Em janeiro de 2010, as fortes chuvas características do início do ano causaram destruição no litoral paulista. Em São Luiz do Paraitinga, no Vale do Paraíba (45km de Taubaté e 500km de Bauru), uma das cidades mais atingidas pela força das águas, a população ainda segue em busca alternativas para recomeçar, 21 meses depois.
As imagens de destruição que correram o mundo já não fazem mais parte do cenário local. Em menos de dois anos, a cidade, que 15 dias antes da tragédia assinara um projeto em parceria com a Universidade Estadual Paulista (Unesp), conseguiu se reerguer em tempo recorde.
Essas experiências estão relatadas no livro "Gestão em Momentos de Crise: Programa Unesp para Desenvolvimento Sustentável de São Luiz do Paraitinga", organizado pelos professores José Xaides e José Luís Bizelli.
Com lançamento agendado para o dia 21 na própria cidade castigada, a obra reúne artigos de todos os coordenadores de área do "Programa Unesp" e do professor Aziz Ab?Saber, além de contar com prefácio do secretário estadual de educação Herman Jacobus Cornelis Voorwald, reitor licenciado da Unesp.
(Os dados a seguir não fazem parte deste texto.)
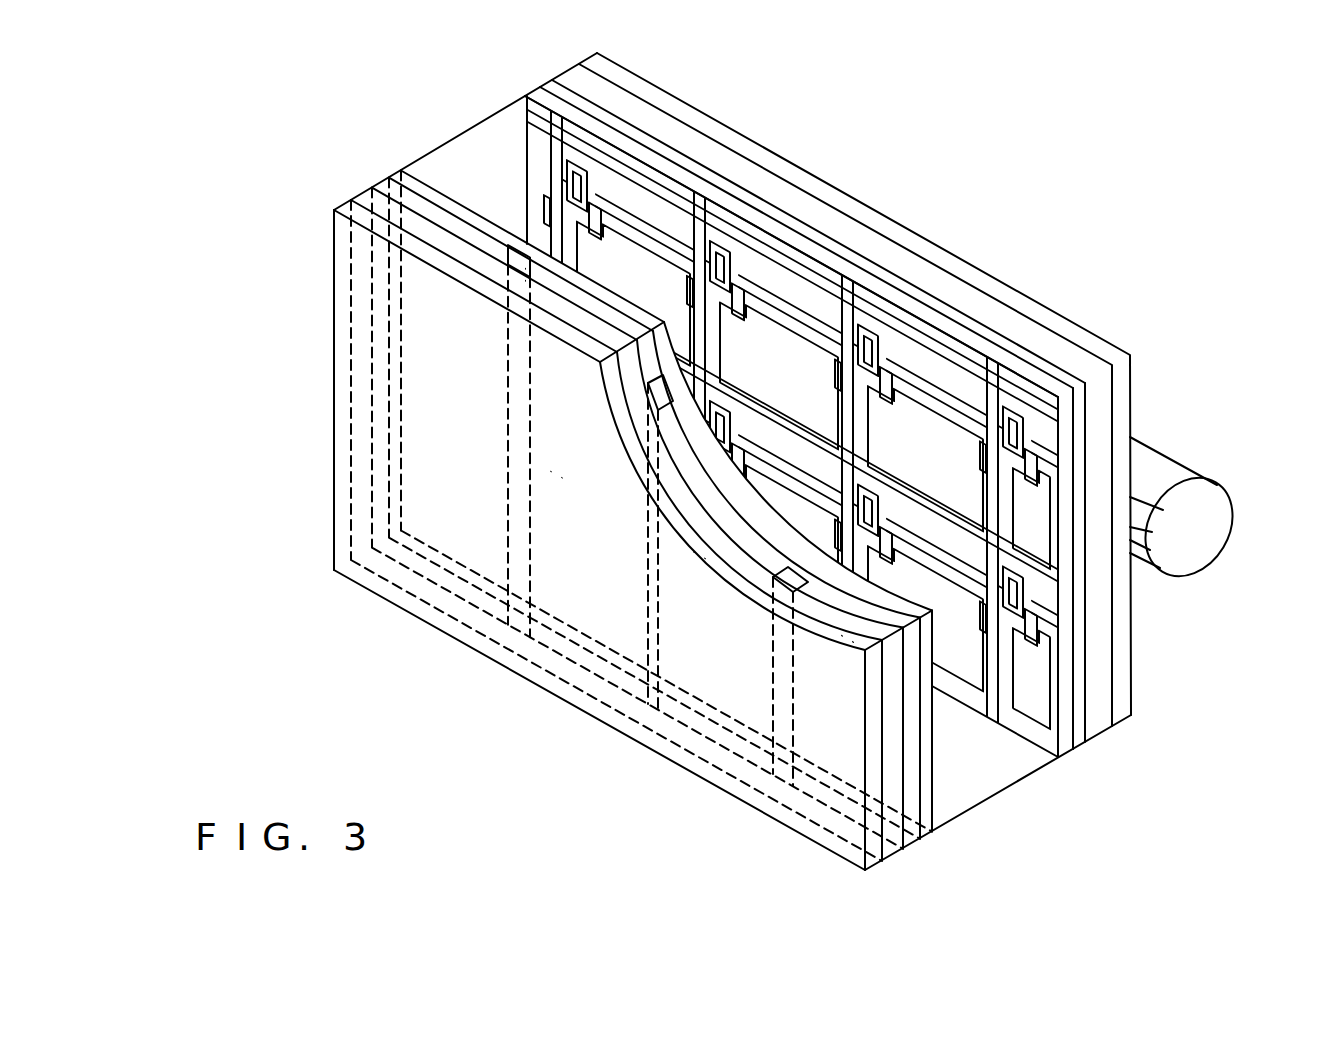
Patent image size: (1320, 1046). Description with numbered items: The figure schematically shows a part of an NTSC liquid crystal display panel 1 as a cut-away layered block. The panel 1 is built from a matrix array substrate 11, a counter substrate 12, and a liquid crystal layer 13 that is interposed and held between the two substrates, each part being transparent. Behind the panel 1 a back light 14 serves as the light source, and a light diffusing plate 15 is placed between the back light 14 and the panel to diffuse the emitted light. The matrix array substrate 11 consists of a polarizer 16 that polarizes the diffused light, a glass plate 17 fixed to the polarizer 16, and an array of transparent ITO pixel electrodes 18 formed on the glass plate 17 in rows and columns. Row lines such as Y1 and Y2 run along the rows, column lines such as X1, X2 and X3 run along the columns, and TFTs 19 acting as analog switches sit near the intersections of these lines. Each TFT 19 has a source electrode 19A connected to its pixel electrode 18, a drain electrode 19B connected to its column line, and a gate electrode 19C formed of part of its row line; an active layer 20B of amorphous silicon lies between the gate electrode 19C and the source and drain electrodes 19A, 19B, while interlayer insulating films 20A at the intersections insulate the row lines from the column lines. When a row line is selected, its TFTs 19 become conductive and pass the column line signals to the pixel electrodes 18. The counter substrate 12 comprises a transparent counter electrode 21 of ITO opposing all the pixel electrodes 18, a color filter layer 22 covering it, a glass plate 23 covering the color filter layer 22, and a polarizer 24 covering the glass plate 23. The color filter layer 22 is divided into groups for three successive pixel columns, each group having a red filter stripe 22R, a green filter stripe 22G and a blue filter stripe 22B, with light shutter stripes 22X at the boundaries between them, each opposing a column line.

The liquid crystal display panel 1 is at (708, 106).
The matrix array substrate 11 is at (594, 40).
The counter substrate 12 is at (397, 159).
The liquid crystal layer 13 is at (519, 85).
The back light 14 is at (1210, 497).
The light diffusing plate 15 is at (1118, 380).
The polarizer 16 is at (1083, 723).
The glass plate 17 is at (1067, 737).
The pixel electrodes 18 is at (963, 510).
The TFTs 19 is at (753, 270).
The source electrode 19A is at (887, 387).
The drain electrode 19B is at (870, 323).
The gate electrode 19C is at (913, 367).
The interlayer insulating films 20A is at (830, 332).
The active layers 20B is at (913, 340).
The polarizer 21 is at (932, 810).
The color filter layer 22 is at (910, 830).
The light shutter stripes 22X is at (370, 573).
The red filter stripe 22R is at (425, 597).
The green filter stripe 22G is at (587, 667).
The blue filter stripe 22B is at (720, 737).
The glass plate 23 is at (890, 847).
The polarizer 24 is at (334, 452).
The column line X1 is at (553, 135).
The column line X2 is at (700, 200).
The column line X3 is at (847, 287).
The row line Y1 is at (1050, 458).
The row line Y2 is at (1046, 620).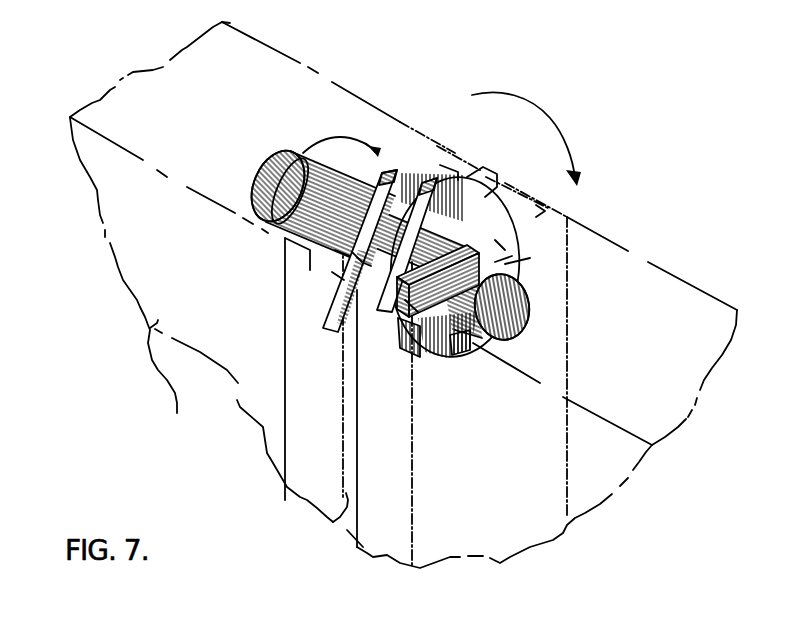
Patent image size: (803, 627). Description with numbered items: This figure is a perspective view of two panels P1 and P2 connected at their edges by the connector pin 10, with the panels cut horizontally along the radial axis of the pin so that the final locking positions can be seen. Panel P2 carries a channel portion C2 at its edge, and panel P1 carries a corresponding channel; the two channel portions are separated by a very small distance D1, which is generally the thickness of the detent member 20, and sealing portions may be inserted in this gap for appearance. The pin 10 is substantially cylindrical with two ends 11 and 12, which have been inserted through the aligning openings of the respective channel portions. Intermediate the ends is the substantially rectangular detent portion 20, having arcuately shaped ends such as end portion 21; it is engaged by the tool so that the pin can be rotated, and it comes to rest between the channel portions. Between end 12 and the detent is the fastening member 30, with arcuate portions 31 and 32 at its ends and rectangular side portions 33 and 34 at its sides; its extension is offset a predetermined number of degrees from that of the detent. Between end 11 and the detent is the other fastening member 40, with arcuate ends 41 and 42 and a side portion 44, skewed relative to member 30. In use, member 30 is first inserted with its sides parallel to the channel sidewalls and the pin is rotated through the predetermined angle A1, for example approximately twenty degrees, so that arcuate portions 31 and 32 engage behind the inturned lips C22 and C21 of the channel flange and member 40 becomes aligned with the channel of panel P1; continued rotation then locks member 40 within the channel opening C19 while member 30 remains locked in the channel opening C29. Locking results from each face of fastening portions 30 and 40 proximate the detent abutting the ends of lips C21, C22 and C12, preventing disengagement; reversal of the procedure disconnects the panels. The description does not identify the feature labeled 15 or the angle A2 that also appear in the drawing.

The connector pin 10 is at (213, 187).
The pin end 11 is at (493, 332).
The pin end 12 is at (257, 180).
The pin head ring 15 is at (280, 226).
The detent portion 20 is at (478, 190).
The end portion of detent portion 21 is at (468, 168).
The fastening member 30 is at (428, 333).
The arcuate portion 31 is at (518, 268).
The arcuate portion 32 is at (390, 333).
The side portion 33 is at (458, 338).
The side portion 34 is at (503, 262).
The fastening member 40 is at (458, 172).
The arcuate end 41 is at (393, 168).
The arcuate end 42 is at (338, 277).
The side portion 44 is at (381, 172).
The predetermined rotation angle A1 is at (342, 134).
The rotation direction A2 is at (526, 135).
The channel portion C2 is at (377, 510).
The inturned lip C12 is at (357, 256).
The channel opening C19 is at (340, 253).
The inturned lip C21 is at (477, 220).
The inturned lip C22 is at (412, 307).
The channel opening C29 is at (498, 245).
The separation distance D1 is at (330, 527).
The panel P1 is at (132, 280).
The panel P2 is at (597, 443).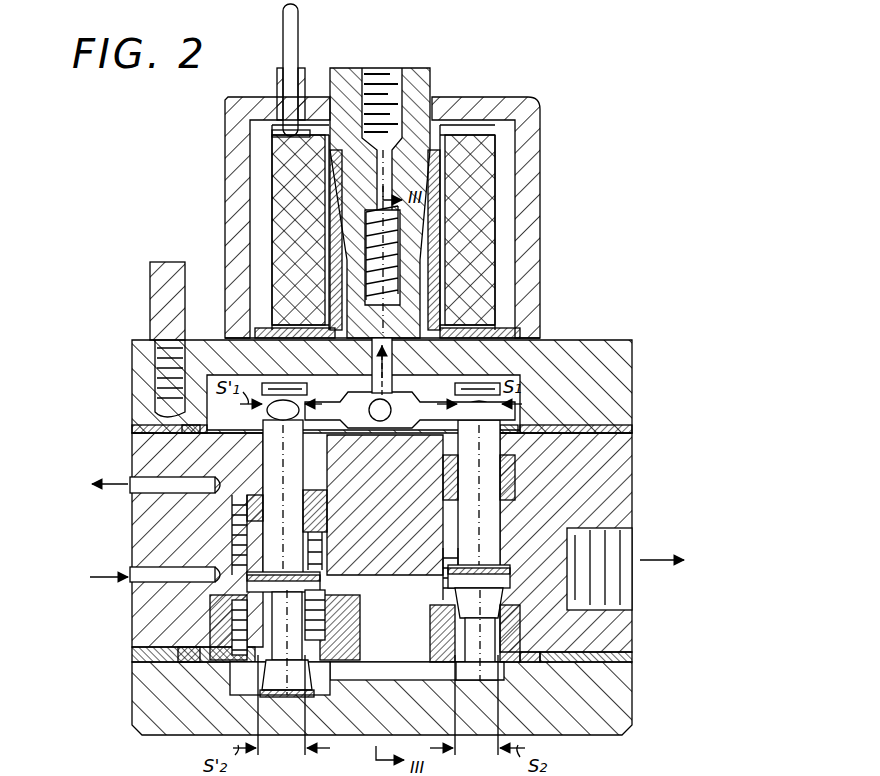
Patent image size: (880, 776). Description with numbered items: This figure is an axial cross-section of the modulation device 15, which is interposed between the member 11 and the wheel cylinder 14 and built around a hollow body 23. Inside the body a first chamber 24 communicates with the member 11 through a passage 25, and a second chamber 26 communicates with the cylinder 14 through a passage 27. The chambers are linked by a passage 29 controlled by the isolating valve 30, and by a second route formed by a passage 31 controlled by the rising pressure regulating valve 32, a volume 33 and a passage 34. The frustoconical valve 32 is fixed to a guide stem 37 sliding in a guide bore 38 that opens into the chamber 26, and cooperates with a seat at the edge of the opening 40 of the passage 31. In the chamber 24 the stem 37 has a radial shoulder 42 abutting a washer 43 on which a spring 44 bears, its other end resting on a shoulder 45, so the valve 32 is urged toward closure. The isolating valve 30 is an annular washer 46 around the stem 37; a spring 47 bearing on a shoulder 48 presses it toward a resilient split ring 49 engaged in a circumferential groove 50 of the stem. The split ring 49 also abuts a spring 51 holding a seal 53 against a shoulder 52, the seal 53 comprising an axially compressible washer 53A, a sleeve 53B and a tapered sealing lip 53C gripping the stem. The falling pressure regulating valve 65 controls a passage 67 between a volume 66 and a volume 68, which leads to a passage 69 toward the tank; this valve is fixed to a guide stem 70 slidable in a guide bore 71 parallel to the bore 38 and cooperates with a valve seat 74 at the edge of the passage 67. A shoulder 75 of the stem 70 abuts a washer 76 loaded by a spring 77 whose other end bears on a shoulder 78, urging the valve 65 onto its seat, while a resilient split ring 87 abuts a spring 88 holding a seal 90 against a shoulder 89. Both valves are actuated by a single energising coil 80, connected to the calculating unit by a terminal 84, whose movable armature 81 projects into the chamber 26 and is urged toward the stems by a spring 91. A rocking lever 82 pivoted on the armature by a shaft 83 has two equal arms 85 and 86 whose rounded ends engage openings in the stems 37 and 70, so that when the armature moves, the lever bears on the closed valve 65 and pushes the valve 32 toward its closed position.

The member 11 is at (134, 572).
The wheel cylinder 14 is at (129, 490).
The modulation device 15 is at (218, 178).
The hollow body 23 is at (634, 360).
The first chamber 24 is at (222, 586).
The passage 25 is at (134, 567).
The second chamber 26 is at (215, 410).
The passage 27 is at (135, 477).
The passage 29 is at (330, 455).
The isolating valve 30 is at (330, 578).
The passage 31 is at (280, 640).
The rising pressure regulating valve 32 is at (322, 682).
The volume 33 is at (240, 688).
The passage 34 is at (400, 682).
The guide stem 37 is at (295, 511).
The guide bore 38 is at (262, 448).
The opening 40 is at (268, 665).
The radial shoulder 42 is at (343, 596).
The washer 43 is at (335, 592).
The spring 44 is at (345, 612).
The shoulder 45 is at (350, 640).
The washer 46 is at (215, 578).
The spring 47 is at (215, 615).
The shoulder 48 is at (228, 627).
The resilient split ring 49 is at (250, 567).
The circumferential groove 50 is at (247, 552).
The spring 51 is at (243, 548).
The shoulder 52 is at (258, 495).
The seal 53 is at (318, 490).
The axially compressible washer 53A is at (325, 500).
The sleeve 53B is at (327, 512).
The tapered sealing lip 53C is at (327, 528).
The falling pressure regulating valve 65 is at (478, 682).
The volume 66 is at (490, 665).
The passage 67 is at (440, 620).
The volume 68 is at (512, 615).
The passage 69 is at (560, 540).
The guide stem 70 is at (488, 466).
The guide bore 71 is at (503, 512).
The valve seat 74 is at (445, 578).
The shoulder 75 is at (510, 582).
The washer 76 is at (505, 595).
The spring 77 is at (445, 560).
The shoulder 78 is at (445, 552).
The energising coil 80 is at (502, 190).
The movable armature 81 is at (420, 278).
The rocking lever 82 is at (378, 395).
The shaft 83 is at (378, 424).
The terminal 84 is at (288, 38).
The arm 85 is at (325, 398).
The arm 86 is at (445, 398).
The resilient split ring 87 is at (512, 400).
The spring 88 is at (505, 415).
The shoulder 89 is at (515, 488).
The seal 90 is at (517, 470).
The spring 91 is at (370, 212).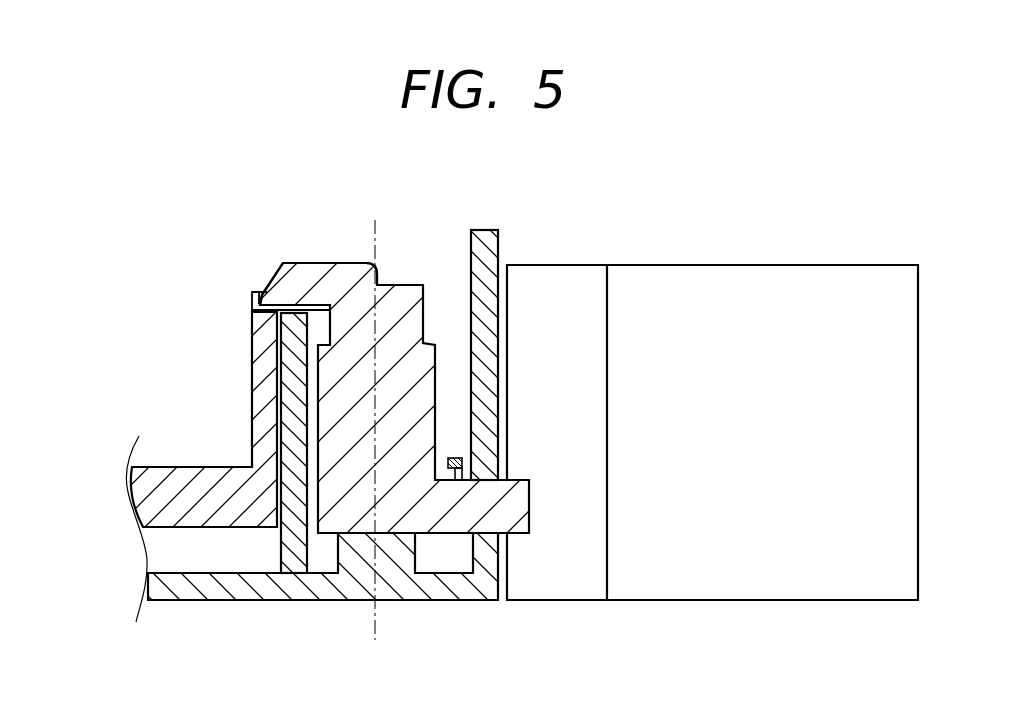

"Em 2005 iniciamos um projeto de planejamento urbano em São Luiz do Paraitinga que trazia programas de Gestão Participativa a partir dos conselhos municipais criados na cidade a partir do Plano Estratégico de Desenvolvimento Saudável e Sustentável e do Plano Diretor Participativo, que foi enviado à Câmara Municipal em 2007 e teve a sanção pela prefeita municipal em janeiro de 2010, pouco antes da tragédia", comenta José Xaides, da Faculdade de Arquitetura da Unesp de Bauru.
De acordo com ele, a aprovação do projeto da universidade foi fundamental para que a cidade tivesse em mãos um plano a ser colocado em prática quando se deparou com o maior desastre de sua história. "Trabalhamos nesses anos, desde 2005, com estudantes bolsistas que desenvolveram e ainda desenvolvem trabalhos de melhorias urbanas, sejam elas em estâncias de arquitetura e até mesmo social. Quando houve a tragédia, existiu também o momento para se colocar em prática o planejamento de recuperação, reforma urbana e novas construções. Foi nesse momento que a crise gerou a oportunidade", diz.
Cenário
A tragédia local que não fez vítimas fatais interditou, ao menos, 600 casas e deixou 2.500 moradores desabrigados e 100 pessoas totalmente desalojadas. Além disso, também deixou marcas na história da cidade. "Boa parte dos prédios tombados pelo patrimônio histórico sofreram algum tipo de dano", comenta o professor. Segundo ele, aproximadamente 21 bolsistas da Faculdade de Arquitetura, Artes e Comunicação (Faac) da Unesp de Bauru participam do programa, que deve se estender.
"A Unesp não foi a única universidade a participar do processo, mas foi a única que esteve presente antes, durante e depois da tragédia. São Luiz é uma cidade condenada. Daqui 20, 50 ou 100 anos, pode ocorrer uma nova enchente como essa. Por isso, buscamos meios de evitar uma nova tragédia. Temos mais planos para colocar em prática na cidade com outras três linhas de estudos, do desenvolvimento rural, da recuperação dos centros históricos e da continuidade da assessoria em direito público e privado", conclui.
Além do livro, o "Programa Unesp" mantém um portal na Internet que traz informações e detalhes em vídeo, imagens e textos sobre todos os planos de reconstrução e planejamento executados em São Luiz do Paraitinga. Interessados podem acessar o site www.acervodigital.unesp.br/mhar-slp.